En una época en la que los pequeños utilitarios triunfaban -Opel Corsa, Peugeot 205, VW Polo…- estaba claro que Fiat necesitaba lanzar el suyo, y ese coche es el Uno.
Un coche fantástico
El Uno fue diseñado por Giugiaro con una premisa clara: tenía que ser espacioso por dentro. Eso provocó que la altura del coche fuera notoria y superior a la de sus competidores, algo que le daba una gran sensación de amplitud a la gente cuando se montaba en el pequeño Fiat.

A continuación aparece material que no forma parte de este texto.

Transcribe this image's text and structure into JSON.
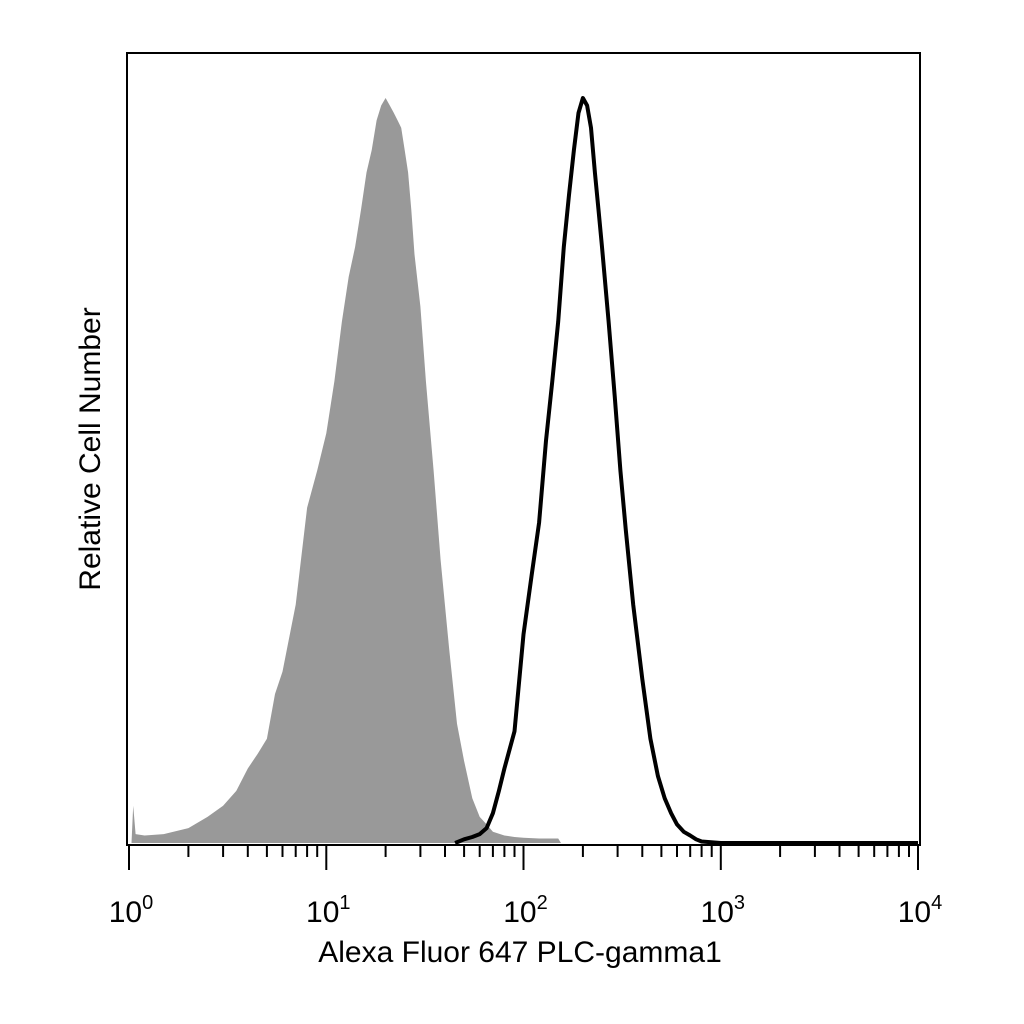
{
  "chart_data": {
    "type": "area",
    "title": "",
    "xlabel": "Alexa Fluor 647 PLC-gamma1",
    "ylabel": "Relative Cell Number",
    "xscale": "log",
    "xlim": [
      1,
      10000
    ],
    "ylim": [
      0,
      1
    ],
    "grid": false,
    "legend": "none",
    "xticks": [
      {
        "base": "10",
        "exp": "0",
        "value": 1
      },
      {
        "base": "10",
        "exp": "1",
        "value": 10
      },
      {
        "base": "10",
        "exp": "2",
        "value": 100
      },
      {
        "base": "10",
        "exp": "3",
        "value": 1000
      },
      {
        "base": "10",
        "exp": "4",
        "value": 10000
      }
    ],
    "series": [
      {
        "style": "filled",
        "color": "#999999",
        "x": [
          1.03,
          1.05,
          1.08,
          1.2,
          1.5,
          2.0,
          2.5,
          3.0,
          3.5,
          4.0,
          4.5,
          5.0,
          5.5,
          6.0,
          7.0,
          8.0,
          9.0,
          10.0,
          11.0,
          12.0,
          13.0,
          14.0,
          15.0,
          16.0,
          17.0,
          18.0,
          19.0,
          20.0,
          21.0,
          22.0,
          23.0,
          24.0,
          25.0,
          26.0,
          27.0,
          28.0,
          30.0,
          32.0,
          35.0,
          38.0,
          42.0,
          46.0,
          50.0,
          55.0,
          60.0,
          65.0,
          70.0,
          80.0,
          90.0,
          100.0,
          120.0,
          150.0,
          155.0
        ],
        "y": [
          0.0,
          0.05,
          0.012,
          0.01,
          0.012,
          0.02,
          0.035,
          0.05,
          0.07,
          0.1,
          0.12,
          0.14,
          0.2,
          0.23,
          0.32,
          0.45,
          0.5,
          0.55,
          0.62,
          0.7,
          0.76,
          0.8,
          0.85,
          0.9,
          0.93,
          0.97,
          0.99,
          1.0,
          0.99,
          0.98,
          0.97,
          0.96,
          0.93,
          0.9,
          0.85,
          0.79,
          0.72,
          0.62,
          0.5,
          0.38,
          0.26,
          0.16,
          0.11,
          0.06,
          0.035,
          0.025,
          0.015,
          0.01,
          0.008,
          0.007,
          0.006,
          0.006,
          0.0
        ]
      },
      {
        "style": "outline",
        "color": "#000000",
        "x": [
          45.0,
          50.0,
          55.0,
          60.0,
          65.0,
          70.0,
          75.0,
          80.0,
          90.0,
          100.0,
          110.0,
          120.0,
          130.0,
          140.0,
          150.0,
          160.0,
          170.0,
          180.0,
          190.0,
          200.0,
          210.0,
          220.0,
          230.0,
          240.0,
          250.0,
          270.0,
          290.0,
          310.0,
          330.0,
          360.0,
          400.0,
          440.0,
          480.0,
          520.0,
          560.0,
          600.0,
          650.0,
          700.0,
          750.0,
          800.0,
          1000.0,
          10000.0
        ],
        "y": [
          0.0,
          0.005,
          0.008,
          0.012,
          0.02,
          0.04,
          0.07,
          0.1,
          0.15,
          0.28,
          0.36,
          0.43,
          0.54,
          0.62,
          0.7,
          0.8,
          0.87,
          0.93,
          0.98,
          1.0,
          0.99,
          0.96,
          0.9,
          0.85,
          0.8,
          0.7,
          0.6,
          0.5,
          0.42,
          0.32,
          0.22,
          0.14,
          0.09,
          0.06,
          0.04,
          0.025,
          0.015,
          0.01,
          0.005,
          0.002,
          0.0,
          0.0
        ]
      }
    ]
  }
}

En cuanto a las motorizaciones hay que decir que se lanzó con tres versiones de gasolina entre 0.9 y 1.3 litros y un diésel de esta última cilindrada, mientras que un poco más adelante se lanza uno de los grandes: el Uno Turbo con un 1.3 T y 105 CV.
Mejorando lo existente
En 1990 el Uno recibió una remodelación pequeña que le redujo el CX aerodinámico a 0,30 y se cambiaron los motores por otros más potentes y de mayor cilindrada para adaptarse al mercado.

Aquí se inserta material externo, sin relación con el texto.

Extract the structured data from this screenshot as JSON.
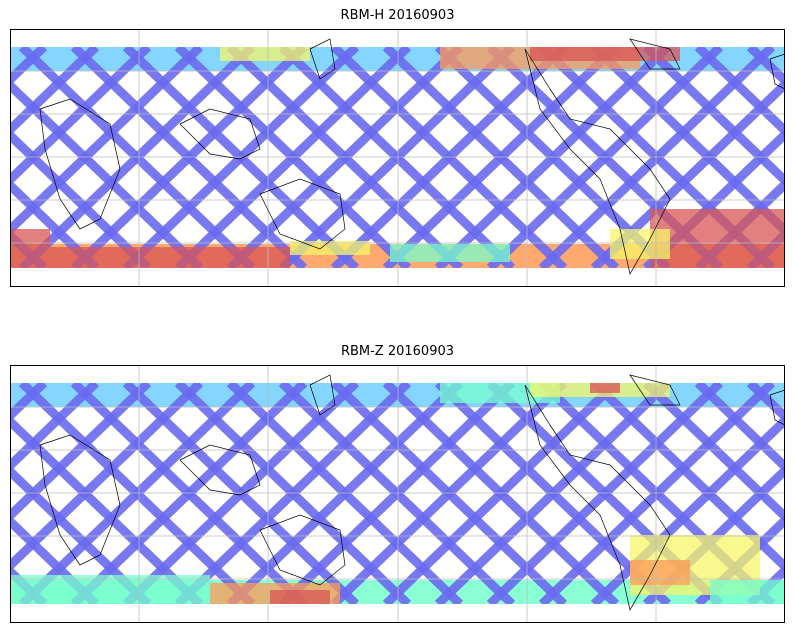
{
  "panels": [
    {
      "title": "RBM-H 20160903",
      "id": "rbm-h"
    },
    {
      "title": "RBM-Z 20160903",
      "id": "rbm-z"
    }
  ],
  "colors": {
    "swath_low": "#6a6af0",
    "swath_mid": "#66ccff",
    "swath_cyan": "#77ffcc",
    "swath_yellow": "#f5f56a",
    "swath_orange": "#ff9a55",
    "swath_high": "#d85555",
    "coastline": "#000000",
    "grid": "#bbbbbb"
  }
}
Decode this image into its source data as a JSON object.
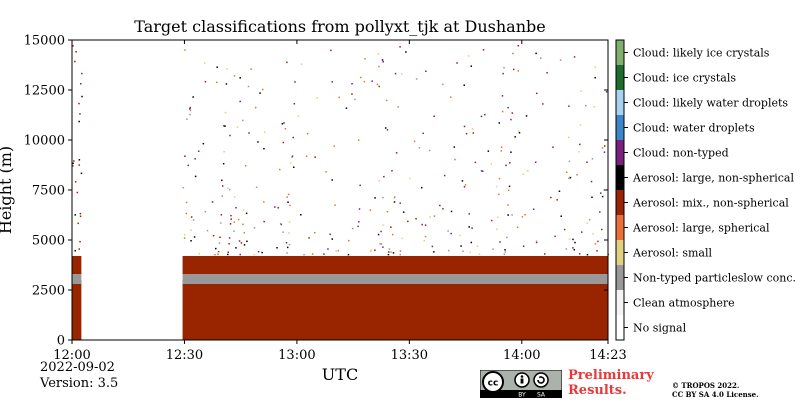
{
  "chart_data": {
    "type": "heatmap",
    "title": "Target classifications from pollyxt_tjk at Dushanbe",
    "xlabel": "UTC",
    "ylabel": "Height (m)",
    "ylim": [
      0,
      15000
    ],
    "x_ticks": [
      {
        "label": "12:00",
        "minutes": 0
      },
      {
        "label": "12:30",
        "minutes": 30
      },
      {
        "label": "13:00",
        "minutes": 60
      },
      {
        "label": "13:30",
        "minutes": 90
      },
      {
        "label": "14:00",
        "minutes": 120
      },
      {
        "label": "14:23",
        "minutes": 143
      }
    ],
    "xlim_minutes": [
      0,
      143
    ],
    "y_ticks": [
      0,
      2500,
      5000,
      7500,
      10000,
      12500,
      15000
    ],
    "y_tick_labels": [
      "0",
      "2500",
      "5000",
      "7500",
      "10000",
      "12500",
      "15000"
    ],
    "grid": false,
    "legend_placement": "right colorbar",
    "classes": [
      {
        "label": "No signal",
        "color": "#ffffff"
      },
      {
        "label": "Clean atmosphere",
        "color": "#f4f4f4"
      },
      {
        "label": "Non-typed particleslow conc.",
        "color": "#999999"
      },
      {
        "label": "Aerosol: small",
        "color": "#e2cf80"
      },
      {
        "label": "Aerosol: large, spherical",
        "color": "#e9703a"
      },
      {
        "label": "Aerosol: mix., non-spherical",
        "color": "#992400"
      },
      {
        "label": "Aerosol: large, non-spherical",
        "color": "#000000"
      },
      {
        "label": "Cloud: non-typed",
        "color": "#7b1f7d"
      },
      {
        "label": "Cloud: water droplets",
        "color": "#3a86c8"
      },
      {
        "label": "Cloud: likely water droplets",
        "color": "#a8d2ef"
      },
      {
        "label": "Cloud: ice crystals",
        "color": "#1e6b2e"
      },
      {
        "label": "Cloud: likely ice crystals",
        "color": "#7fb06e"
      }
    ],
    "data_gap_minutes": [
      2.5,
      29.5
    ],
    "observation_periods_minutes": [
      [
        0,
        2.5
      ],
      [
        29.5,
        143
      ]
    ],
    "layers": [
      {
        "class": "Aerosol: mix., non-spherical",
        "bottom_m": 0,
        "top_m": 3000
      },
      {
        "class": "Non-typed particleslow conc.",
        "bottom_m": 2800,
        "top_m": 3300
      },
      {
        "class": "Aerosol: mix., non-spherical",
        "bottom_m": 3300,
        "top_m": 4200
      }
    ]
  },
  "footer": {
    "date": "2022-09-02",
    "version": "Version: 3.5",
    "preliminary_line1": "Preliminary",
    "preliminary_line2": "Results.",
    "copyright_line1": "© TROPOS 2022.",
    "copyright_line2": "CC BY SA 4.0 License.",
    "license_badge_text": [
      "cc",
      "BY",
      "SA"
    ]
  }
}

La versión Turbo también se renovó al lanzar el Turbo i.e. con un turbo Garret T2, coche que lograba una potencia cercana a los 120 CV y que era una maravilla para ratonear.
Actualidad
En estos tiempos el Uno sigue presente, pero únicamente se vende en paises sudamericanos en busca del mercado de bajo coste.